Alex baru akan menginjakkan gas tetapi kembali menoleh tepat saat Stella menoleh ke arahnya juga dengan mata terpejam.
Alex melepaskan jaket kulitnya dan dengan cepat melemparkan ke wajah Stella untuk menutupinya.
Sebelum akhirnya cowok itu menginjak gas mobilnya dan pergi meninggalkan halaman club.
Brakkk!!!
Flashback Of.
"Woy, lo lagi ngelamunin siapa sih?" Tanya Davin pada Alex.
Alex yang sedari tadi sedang melamun itu seketika langsung terkejut kaget, ketika mendengar teriakan dari sang sahabatnya yaitu—Davin yang tiba-tiba masuk ke dalam kamarnya.
Alex yang melihat kedatangan Davin langsung mengerutkan dahinya bingung, " Mau ngapain lo kesini?" Tanya Alex.
"Dari tadi kita tungguin di bawah, taunya lo malah melamun di kamar. Udah di tunggu sama bos di bawah," Ucap Davin, "cepat ke bawah sekarang!" Pintanya.
"Duluan aja bentar lagi gue nyusul." Ujarnya.

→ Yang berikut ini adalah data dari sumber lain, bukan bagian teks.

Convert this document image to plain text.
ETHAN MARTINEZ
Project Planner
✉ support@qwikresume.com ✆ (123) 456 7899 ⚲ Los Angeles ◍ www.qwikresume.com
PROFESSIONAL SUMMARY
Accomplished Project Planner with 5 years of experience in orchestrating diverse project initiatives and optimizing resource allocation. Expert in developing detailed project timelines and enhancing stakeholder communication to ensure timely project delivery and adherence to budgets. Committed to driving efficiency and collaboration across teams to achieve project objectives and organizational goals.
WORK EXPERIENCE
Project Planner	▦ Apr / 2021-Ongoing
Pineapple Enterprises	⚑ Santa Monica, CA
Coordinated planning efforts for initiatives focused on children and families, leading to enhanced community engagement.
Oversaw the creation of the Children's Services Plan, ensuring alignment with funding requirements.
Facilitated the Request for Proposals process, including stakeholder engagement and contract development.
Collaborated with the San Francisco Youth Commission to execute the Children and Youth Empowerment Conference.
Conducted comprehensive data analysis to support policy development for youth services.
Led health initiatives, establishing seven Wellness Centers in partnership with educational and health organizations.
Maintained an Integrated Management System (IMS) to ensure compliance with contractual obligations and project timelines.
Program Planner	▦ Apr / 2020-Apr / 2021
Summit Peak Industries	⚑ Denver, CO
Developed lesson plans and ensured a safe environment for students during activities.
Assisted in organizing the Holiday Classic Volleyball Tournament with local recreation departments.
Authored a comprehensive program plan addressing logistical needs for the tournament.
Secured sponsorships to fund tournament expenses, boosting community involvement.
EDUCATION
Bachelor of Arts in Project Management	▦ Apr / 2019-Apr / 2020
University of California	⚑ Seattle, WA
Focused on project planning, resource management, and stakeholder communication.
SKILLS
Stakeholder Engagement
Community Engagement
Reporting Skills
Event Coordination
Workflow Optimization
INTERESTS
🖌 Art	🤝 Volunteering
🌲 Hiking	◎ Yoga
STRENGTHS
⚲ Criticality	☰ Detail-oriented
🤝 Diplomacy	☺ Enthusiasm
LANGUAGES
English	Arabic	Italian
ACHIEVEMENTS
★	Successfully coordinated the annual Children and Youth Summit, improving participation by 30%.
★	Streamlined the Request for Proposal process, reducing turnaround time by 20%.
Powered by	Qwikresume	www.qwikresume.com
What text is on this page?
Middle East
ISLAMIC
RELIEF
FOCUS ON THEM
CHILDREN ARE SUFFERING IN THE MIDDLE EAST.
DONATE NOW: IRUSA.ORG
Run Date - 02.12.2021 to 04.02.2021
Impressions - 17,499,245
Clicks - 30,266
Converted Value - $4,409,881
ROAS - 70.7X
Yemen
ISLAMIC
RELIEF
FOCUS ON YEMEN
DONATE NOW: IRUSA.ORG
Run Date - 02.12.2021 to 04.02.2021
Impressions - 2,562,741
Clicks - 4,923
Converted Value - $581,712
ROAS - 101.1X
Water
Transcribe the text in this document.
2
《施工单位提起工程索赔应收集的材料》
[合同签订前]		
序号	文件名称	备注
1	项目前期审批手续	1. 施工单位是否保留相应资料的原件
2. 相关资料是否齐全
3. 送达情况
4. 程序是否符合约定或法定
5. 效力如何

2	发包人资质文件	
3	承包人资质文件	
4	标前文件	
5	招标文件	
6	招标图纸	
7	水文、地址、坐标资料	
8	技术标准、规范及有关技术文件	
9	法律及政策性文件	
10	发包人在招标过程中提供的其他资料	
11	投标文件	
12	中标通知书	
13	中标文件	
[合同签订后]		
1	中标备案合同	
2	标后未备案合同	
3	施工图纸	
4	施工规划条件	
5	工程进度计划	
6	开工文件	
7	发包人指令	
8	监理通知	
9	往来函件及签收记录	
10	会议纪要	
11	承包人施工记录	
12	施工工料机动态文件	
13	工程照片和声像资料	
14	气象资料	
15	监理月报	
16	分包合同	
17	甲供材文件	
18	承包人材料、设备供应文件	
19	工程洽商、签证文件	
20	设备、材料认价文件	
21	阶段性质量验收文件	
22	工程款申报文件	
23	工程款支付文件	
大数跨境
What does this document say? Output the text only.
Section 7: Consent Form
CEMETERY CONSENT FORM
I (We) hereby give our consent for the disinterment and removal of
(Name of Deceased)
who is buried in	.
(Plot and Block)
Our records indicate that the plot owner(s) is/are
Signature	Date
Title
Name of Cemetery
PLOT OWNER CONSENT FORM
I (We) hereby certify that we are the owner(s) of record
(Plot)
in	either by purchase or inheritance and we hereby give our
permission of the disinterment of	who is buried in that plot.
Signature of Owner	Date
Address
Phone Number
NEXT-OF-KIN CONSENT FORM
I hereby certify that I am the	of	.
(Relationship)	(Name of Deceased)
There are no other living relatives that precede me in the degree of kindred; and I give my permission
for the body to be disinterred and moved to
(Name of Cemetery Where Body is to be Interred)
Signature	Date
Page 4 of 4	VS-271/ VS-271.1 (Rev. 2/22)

Setelah mendengar jawaban Alex, akhirnya Davin pun kembali keluar dari kamar Alex.
BRAKKK!!!
"Brengsekkk!" Umpat Alex.
Alex kembali menatap jendela, kemudian ia menghela nafas panjang. "Ternyata gadis itu kamu, Stella. Gue nggak nyangka kalau kita bakal ketemu lagi." Ucapnya sambil tersenyum tipis.